Question

To multiply \(\sqrt{6}\) and \(\sqrt{3b^5}\), you can use the property of square roots that states:

\[
\sqrt{a} \cdot \sqrt{b} = \sqrt{a \cdot b}
\]

So:

\[
\sqrt{6} \cdot \sqrt{3b^5} = \sqrt{6 \cdot 3b^5}
\]

Now, let's multiply \(6\) and \(3\):

\[
6 \cdot 3 = 18
\]

Thus:

\[
\sqrt{6 \cdot 3b^5} = \sqrt{18b^5}
\]

Next, we can simplify \(\sqrt{18b^5}\).
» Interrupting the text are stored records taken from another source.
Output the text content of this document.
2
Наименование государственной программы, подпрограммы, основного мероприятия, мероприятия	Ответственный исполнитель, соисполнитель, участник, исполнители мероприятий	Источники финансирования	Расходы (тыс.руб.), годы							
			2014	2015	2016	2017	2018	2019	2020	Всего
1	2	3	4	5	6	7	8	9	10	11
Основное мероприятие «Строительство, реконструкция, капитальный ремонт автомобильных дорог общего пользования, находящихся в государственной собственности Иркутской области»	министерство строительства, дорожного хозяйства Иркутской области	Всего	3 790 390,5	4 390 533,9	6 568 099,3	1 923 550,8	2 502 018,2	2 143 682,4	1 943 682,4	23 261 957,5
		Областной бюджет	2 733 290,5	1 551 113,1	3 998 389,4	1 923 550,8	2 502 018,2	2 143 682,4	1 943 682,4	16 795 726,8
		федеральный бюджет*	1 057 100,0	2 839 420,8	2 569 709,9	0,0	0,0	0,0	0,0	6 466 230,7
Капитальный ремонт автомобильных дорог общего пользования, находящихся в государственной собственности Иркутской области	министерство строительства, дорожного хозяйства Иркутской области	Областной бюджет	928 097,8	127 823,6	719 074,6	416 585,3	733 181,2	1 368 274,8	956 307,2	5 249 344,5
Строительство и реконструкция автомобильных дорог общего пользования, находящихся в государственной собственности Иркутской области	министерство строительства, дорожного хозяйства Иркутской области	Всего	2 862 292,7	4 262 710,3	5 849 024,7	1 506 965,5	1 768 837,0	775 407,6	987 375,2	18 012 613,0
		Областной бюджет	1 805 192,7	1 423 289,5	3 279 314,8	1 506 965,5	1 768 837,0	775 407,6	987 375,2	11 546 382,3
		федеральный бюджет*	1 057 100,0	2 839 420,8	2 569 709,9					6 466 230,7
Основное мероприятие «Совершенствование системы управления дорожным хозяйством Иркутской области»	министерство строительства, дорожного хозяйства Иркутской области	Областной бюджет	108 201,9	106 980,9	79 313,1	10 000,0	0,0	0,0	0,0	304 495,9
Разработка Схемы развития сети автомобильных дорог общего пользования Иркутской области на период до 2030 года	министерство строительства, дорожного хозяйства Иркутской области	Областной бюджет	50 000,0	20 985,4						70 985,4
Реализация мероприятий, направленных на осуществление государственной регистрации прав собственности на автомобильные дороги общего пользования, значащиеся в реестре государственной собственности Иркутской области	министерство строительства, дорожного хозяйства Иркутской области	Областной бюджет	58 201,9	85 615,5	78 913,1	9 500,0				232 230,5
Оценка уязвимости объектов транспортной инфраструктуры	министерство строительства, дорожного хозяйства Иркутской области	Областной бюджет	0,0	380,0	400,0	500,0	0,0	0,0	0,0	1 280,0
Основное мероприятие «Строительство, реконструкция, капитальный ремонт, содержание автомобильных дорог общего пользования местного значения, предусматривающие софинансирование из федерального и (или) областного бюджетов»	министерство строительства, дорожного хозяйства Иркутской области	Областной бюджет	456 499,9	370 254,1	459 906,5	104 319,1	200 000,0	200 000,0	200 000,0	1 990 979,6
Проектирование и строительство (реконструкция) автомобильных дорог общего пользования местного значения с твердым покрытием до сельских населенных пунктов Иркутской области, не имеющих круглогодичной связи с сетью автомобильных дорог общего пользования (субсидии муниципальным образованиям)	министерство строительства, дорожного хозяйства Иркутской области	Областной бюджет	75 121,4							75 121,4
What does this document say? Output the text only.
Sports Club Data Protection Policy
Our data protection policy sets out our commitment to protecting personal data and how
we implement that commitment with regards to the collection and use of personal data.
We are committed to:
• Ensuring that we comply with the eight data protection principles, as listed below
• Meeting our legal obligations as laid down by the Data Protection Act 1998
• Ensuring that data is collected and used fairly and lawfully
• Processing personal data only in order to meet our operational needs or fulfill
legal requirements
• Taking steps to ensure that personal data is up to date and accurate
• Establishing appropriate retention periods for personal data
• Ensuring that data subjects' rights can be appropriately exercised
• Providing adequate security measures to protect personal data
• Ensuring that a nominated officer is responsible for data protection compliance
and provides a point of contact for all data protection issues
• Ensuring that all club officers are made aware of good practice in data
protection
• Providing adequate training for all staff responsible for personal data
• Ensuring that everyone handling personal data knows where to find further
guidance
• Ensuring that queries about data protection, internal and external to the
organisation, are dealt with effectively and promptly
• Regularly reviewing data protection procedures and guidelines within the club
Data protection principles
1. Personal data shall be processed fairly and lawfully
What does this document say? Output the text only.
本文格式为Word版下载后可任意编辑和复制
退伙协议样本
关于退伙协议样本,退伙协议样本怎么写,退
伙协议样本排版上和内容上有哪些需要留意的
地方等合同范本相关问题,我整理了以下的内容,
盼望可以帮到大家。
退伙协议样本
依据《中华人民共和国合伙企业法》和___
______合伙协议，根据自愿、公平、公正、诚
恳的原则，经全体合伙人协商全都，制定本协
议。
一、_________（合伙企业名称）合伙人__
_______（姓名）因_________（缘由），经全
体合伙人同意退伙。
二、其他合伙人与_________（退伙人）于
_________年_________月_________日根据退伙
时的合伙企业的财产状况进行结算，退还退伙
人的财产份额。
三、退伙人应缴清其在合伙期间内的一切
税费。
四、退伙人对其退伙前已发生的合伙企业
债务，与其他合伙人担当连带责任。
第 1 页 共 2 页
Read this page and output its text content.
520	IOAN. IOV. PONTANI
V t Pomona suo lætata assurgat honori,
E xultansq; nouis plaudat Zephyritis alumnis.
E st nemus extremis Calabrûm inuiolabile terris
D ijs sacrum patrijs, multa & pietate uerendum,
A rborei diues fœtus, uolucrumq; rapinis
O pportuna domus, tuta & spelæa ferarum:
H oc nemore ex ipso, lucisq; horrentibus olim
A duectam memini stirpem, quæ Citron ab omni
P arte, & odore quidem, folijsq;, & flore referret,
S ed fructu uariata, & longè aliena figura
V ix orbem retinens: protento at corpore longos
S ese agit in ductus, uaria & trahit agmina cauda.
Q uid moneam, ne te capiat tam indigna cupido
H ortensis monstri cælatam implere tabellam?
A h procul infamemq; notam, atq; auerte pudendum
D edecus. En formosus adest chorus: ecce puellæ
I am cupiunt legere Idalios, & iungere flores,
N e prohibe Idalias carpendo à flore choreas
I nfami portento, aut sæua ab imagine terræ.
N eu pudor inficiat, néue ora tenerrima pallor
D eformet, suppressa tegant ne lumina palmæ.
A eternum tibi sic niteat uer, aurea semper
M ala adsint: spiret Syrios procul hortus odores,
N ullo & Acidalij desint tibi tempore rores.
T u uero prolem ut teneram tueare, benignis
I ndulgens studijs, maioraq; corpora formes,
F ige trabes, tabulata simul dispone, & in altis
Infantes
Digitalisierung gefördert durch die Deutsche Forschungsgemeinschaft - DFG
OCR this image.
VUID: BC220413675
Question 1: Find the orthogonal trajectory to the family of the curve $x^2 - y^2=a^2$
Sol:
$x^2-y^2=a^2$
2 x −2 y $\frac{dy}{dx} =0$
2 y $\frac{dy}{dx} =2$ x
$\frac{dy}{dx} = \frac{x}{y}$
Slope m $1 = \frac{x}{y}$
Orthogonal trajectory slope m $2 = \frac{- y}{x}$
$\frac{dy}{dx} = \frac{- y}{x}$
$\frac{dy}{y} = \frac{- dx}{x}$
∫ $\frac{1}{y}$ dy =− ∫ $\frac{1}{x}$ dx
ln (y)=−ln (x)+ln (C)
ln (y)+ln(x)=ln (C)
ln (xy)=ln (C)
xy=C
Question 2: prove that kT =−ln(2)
The number \(18\) can be factored as \(9 \cdot 2\), and the square root of \(9\) is \(3\):

\[
\sqrt{18b^5} = \sqrt{9 \cdot 2 \cdot b^5}
\]

Now we can separate the square root:

\[
\sqrt{18b^5} = \sqrt{9} \cdot \sqrt{2} \cdot \sqrt{b^5}
\]

This simplifies to:

\[
3 \cdot \sqrt{2} \cdot \sqrt{b^5}
\]

Now, to simplify \(\sqrt{b^5}\), we recognize that:

\[
b^5 = b^4 \cdot b = (b^2)^2 \cdot b
\]

So:

\[
\sqrt{b^5} = \sqrt{b^4 \cdot b} = \sqrt{b^4} \cdot \sqrt{b} = b^2 \cdot \sqrt{b}
\]

Putting it all together, we have:

\[
3 \cdot \sqrt{2} \cdot b^2 \cdot \sqrt{b} = 3b^2\sqrt{2b}
\]

Thus, the final result in simplest form is:

\[
\boxed{3b^2\sqrt{2b}}
\]